O que parece ser uma ostentação de poder, na verdade é uma preocupação de quem ama e quer alertar a uma tomada de consciência do alimento mais valioso nesta caminhada, isto é: Aquele que me sustenta e não aquilo que me dá o sustento; Aquele que me ama e não aquilo que dele posso receber. Mas a estrada à maturidade de um povo livre é longa e árdua. A reação dos israelitas é pra decepcionar qualquer um: “Que é isto? ”.
O desdém é revoltante, mas o fato é que para quem é escravo, olhar cabisbaixo, elevar o olhar. Seus olhos estão habituados a olhar e esperar o que lhe chega em suas mãos, e não ao que lhe liberta. As dificuldades de Moisés já nos adiantam na compreensão do sofrer de Jesus. O diálogo da multidão com Jesus é de machucar: típico de estranhos interessados. O evangelho é perspicaz ao nos narrar com sutil ironia o fato da multidão perceber a ausência de Jesus somente quando algo parece lhes faltar: uma distração que denuncia a falta de vínculo e uma percepção tardia que denuncia algo agora lhes interessar. E quando o encontra, a abordagem é chata, típica de quem quer marcar presença: “Mestre, quando chegaste aqui?”.

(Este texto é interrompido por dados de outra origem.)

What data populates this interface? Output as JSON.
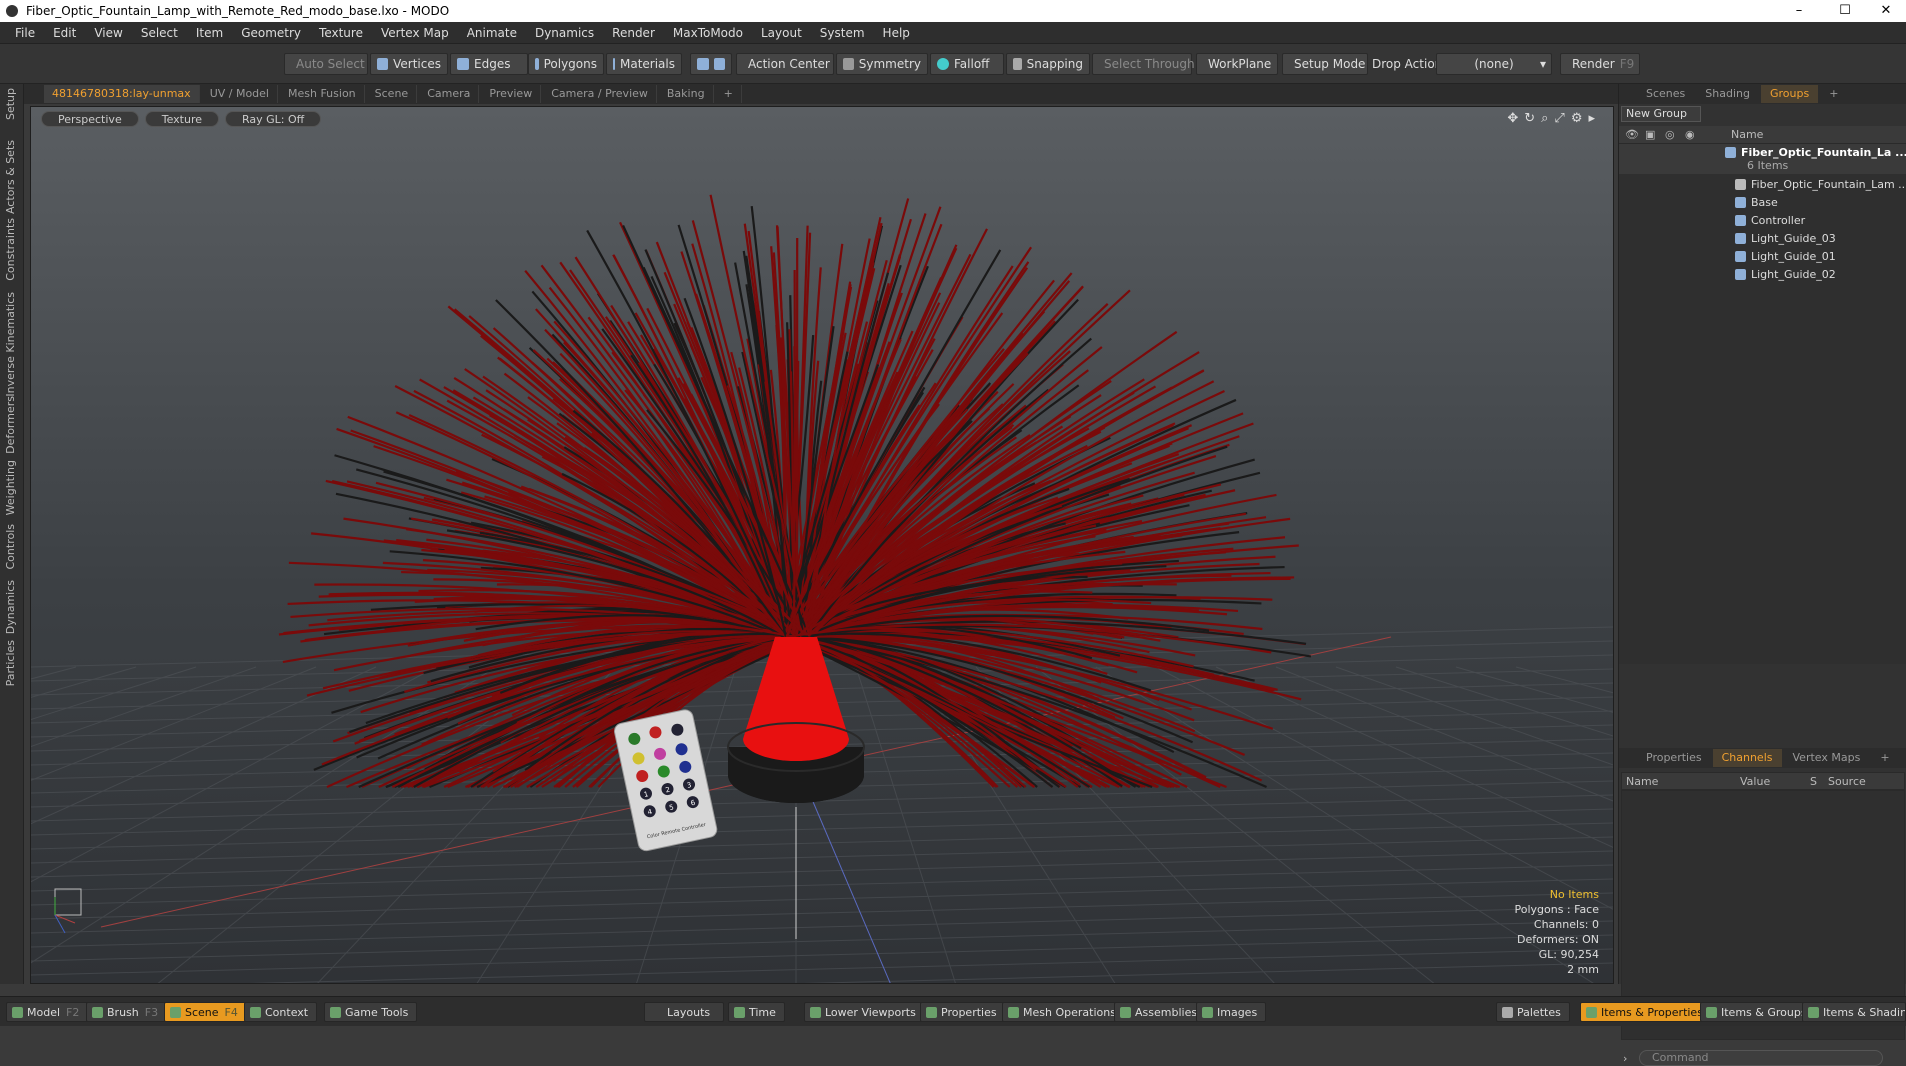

A resposta que Jesus lhes dá é merecida e educadora: “Em verdade vos digo: vós procurais-Me, não porque vistes sinais, mas porque comestes dos pães e ficastes saciados. Se interessem, não tanto pela comida que se perde, mas pelo alimento que dura até à vida eterna”. O diálogo continua, mas desencontrados, fogem do foco com uma pergunta típica de quem quer se apresentar bem religiosamente. Coisa de aluno querendo conquistar simpatia e favor do professor. “Que devemos nós fazer para praticar as obras de Deus?”.
É admirável como Jesus não se deixa abater e continua fiel no amar, insiste num diálogo que os liberte, que os faça parar de olhar a própria palma da mão como mendigo à espera da esmola, que os faça elevar seu olhar e finalmente o veja, e finalmente o conheça: “A obra de Deus consiste em acreditar n'Aquele que Ele enviou”.
O que se segue, não consigo pensar diferente: os olhos resolvem se encontrar no olhar atento de Jesus que a tempo buscava, e perguntam: “Que milagres fazes Tu, para que nós vejamos e acreditemos em Ti? No deserto os nossos pais comeram o maná, conforme está escrito: 'Deu-lhes a comer um pão que veio do céu'”. Jesus respondeu-lhes: “Em verdade, em verdade vos digo: Não foi Moisés que vos deu o pão do Céu; meu Pai é que vos dá o verdadeiro pão do Céu”.
Disseram-Lhe eles: “Senhor, dá-nos sempre desse pão”. Jesus respondeu-lhes: “Eu sou o pão da vida:
quem vem a Mim nunca mais terá fome, quem acredita em Mim nunca mais terá sede”.
Não quero acrescentar mais nada... Diante de um namoro, nos cabe o silêncio.